The ratings do provide clearer gaps between groups of pictures than the vote totals do, though.
- The group with positive ratings seem to be one group. These are the clear essential films.
- Then there seems to be another group of five with near-equal ratings. These are optional.
- Everything after the first five of the negative ratings should be clearly safe to skip.
Median values are included because the reported mean is biased for Civil War and Iron Man 3.
- The mean can only be taken over the data sets where the rating wasn’t infinite.
- But the median can be taken over all 128 imputations, no matter what.
Sources
Sources ranged from geek sites to media blogs to news outlets.
The best at picking out essential movies to watch was… some Redditor.
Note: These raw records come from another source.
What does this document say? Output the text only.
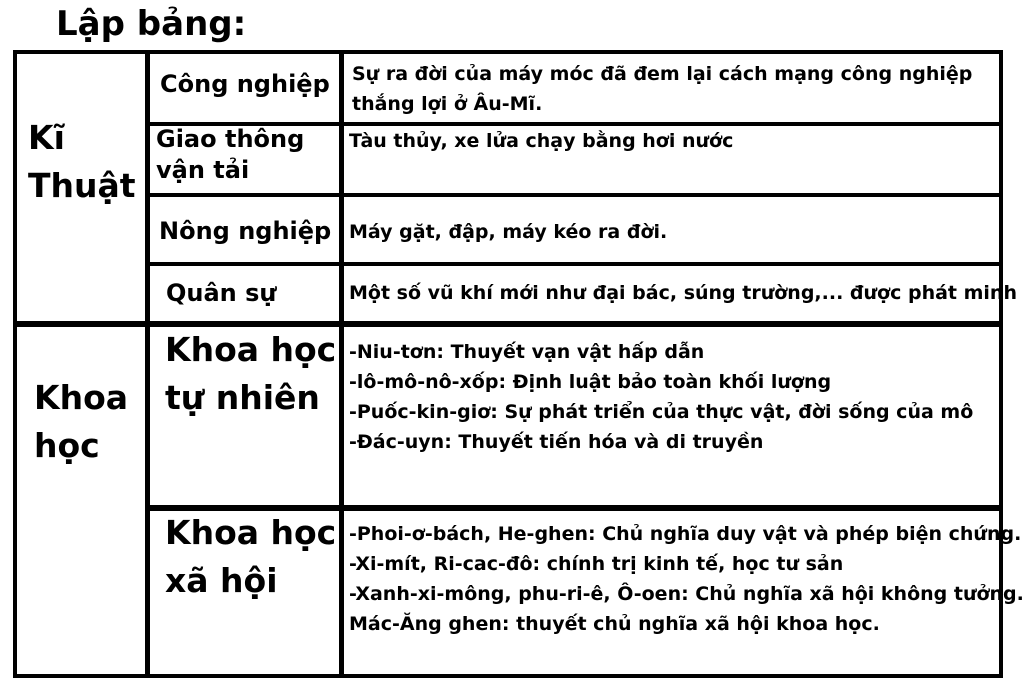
Lập bảng:
Kĩ
Thuật
Công nghiệp Sự ra đời của máy móc đã đem lại cách mạng công nghiệp
thắng lợi ở Âu-Mĩ.
Giao thông
vận tải
Tàu thủy, xe lửa chạy bằng hơi nước
Nông nghiệp Máy gặt, đập, máy kéo ra đời.
Quân sự	Một số vũ khí mới như đại bác, súng trường,... được phát minh
Khoa
học
Khoa học
tự nhiên
-Niu-tơn: Thuyết vạn vật hấp dẫn
-lô-mô-nô-xốp: Định luật bảo toàn khối lượng
-Puốc-kin-giơ: Sự phát triển của thực vật, đời sống của mô
-Đác-uyn: Thuyết tiến hóa và di truyền
Khoa học
xã hội
-Phoi-ơ-bách, He-ghen: Chủ nghĩa duy vật và phép biện chứng.
-Xi-mít, Ri-cac-đô: chính trị kinh tế, học tư sản
-Xanh-xi-mông, phu-ri-ê, Ô-oen: Chủ nghĩa xã hội không tưởng.
Mác-Ăng ghen: thuyết chủ nghĩa xã hội khoa học.
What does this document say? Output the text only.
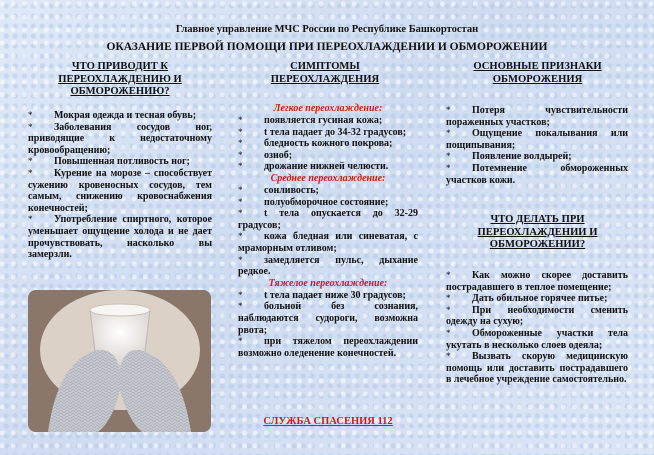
Главное управление МЧС России по Республике Башкортостан
ОКАЗАНИЕ ПЕРВОЙ ПОМОЩИ ПРИ ПЕРЕОХЛАЖДЕНИИ И ОБМОРОЖЕНИИ
ЧТО ПРИВОДИТ К
ПЕРЕОХЛАЖДЕНИЮ И
ОБМОРОЖЕНИЮ?
* Мокрая одежда и тесная обувь;
* Заболевания сосудов ног, приводящие к недостаточному кровообращению;
* Повышенная потливость ног;
* Курение на морозе – способствует сужению кровеносных сосудов, тем самым, снижению кровоснабжения конечностей;
* Употребление спиртного, которое уменьшает ощущение холода и не дает прочувствовать, насколько вы замерзли.
СИМПТОМЫ
ПЕРЕОХЛАЖДЕНИЯ
Легкое переохлаждение:
* появляется гусиная кожа;
* t тела падает до 34-32 градусов;
* бледность кожного покрова;
* озноб;
* дрожание нижней челюсти.
Среднее переохлаждение:
* сонливость;
* полуобморочное состояние;
* t тела опускается до 32-29 градусов;
* кожа бледная или синеватая, с мраморным отливом;
* замедляется пульс, дыхание редкое.
Тяжелое переохлаждение:
* t тела падает ниже 30 градусов;
* больной без сознания, наблюдаются судороги, возможна рвота;
* при тяжелом переохлаждении возможно оледенение конечностей.
СЛУЖБА СПАСЕНИЯ 112
ОСНОВНЫЕ ПРИЗНАКИ
ОБМОРОЖЕНИЯ
* Потеря чувствительности пораженных участков;
* Ощущение покалывания или пощипывания;
* Появление волдырей;
* Потемнение обмороженных участков кожи.
ЧТО ДЕЛАТЬ ПРИ
ПЕРЕОХЛАЖДЕНИИ И
ОБМОРОЖЕНИИ?
* Как можно скорее доставить пострадавшего в теплое помещение;
* Дать обильное горячее питье;
* При необходимости сменить одежду на сухую;
* Обмороженные участки тела укутать в несколько слоев одеяла;
* Вызвать скорую медицинскую помощь или доставить пострадавшего в лечебное учреждение самостоятельно.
knitr::kable(dplyr::arrange(bar, dplyr::desc(.data$beta)), digits = 3)
guide | alpha | beta |
---|---|---|
zomghax92 | 0.247 | 2.271 |
collider | 0.652 | 1.898 |
bgr | 0.934 | 1.683 |
vox | -0.104 | 1.640 |
polygon | 0.706 | 1.638 |
thirteenth | 0.160 | 1.617 |
cape | 0.670 | 1.034 |
screenrant | -0.938 | 0.780 |
slashfilm | -0.701 | 0.657 |
vulture | -0.331 | 0.472 |
insider | -0.133 | 0.420 |
I’m not informed enough to speak of “surprises” here, but a couple facts stood out to me:
- Vulture’s picks surprised me the most compared to other lists (Doctor Strange?).
- Vox dot com managed to hang with the big kids when it came to geek media criticism.
- A Place To Hang Your Cape’s list seemed well thought out, but the model wasn’t impressed.
- At least no one had a negative beta (positively preferring non-essential movies).
Discussion
This was fun to do, even if it didn’t teach me too much that simpler methods wouldn’t have.
I’m happy enough with these ratings to use them in making my MCU binge manageable.
Readers might be concerned with what the common signal the model found represents more deeply.
- Does a higher rating mean a given movie is more important for understanding Endgame?
- Or does it mean more that a given movie is a good movie that will be fun to watch?
This is a good question. The data and the model used, by themselves, don’t answer it.
- Each guide implicitly chose some balance between the former and the latter in making its picks.
- The latent trait extracted by the model is just an average over each guide’s balance.
- A two-dimensional IRT model – for tests of two traits at once – might help tease that out.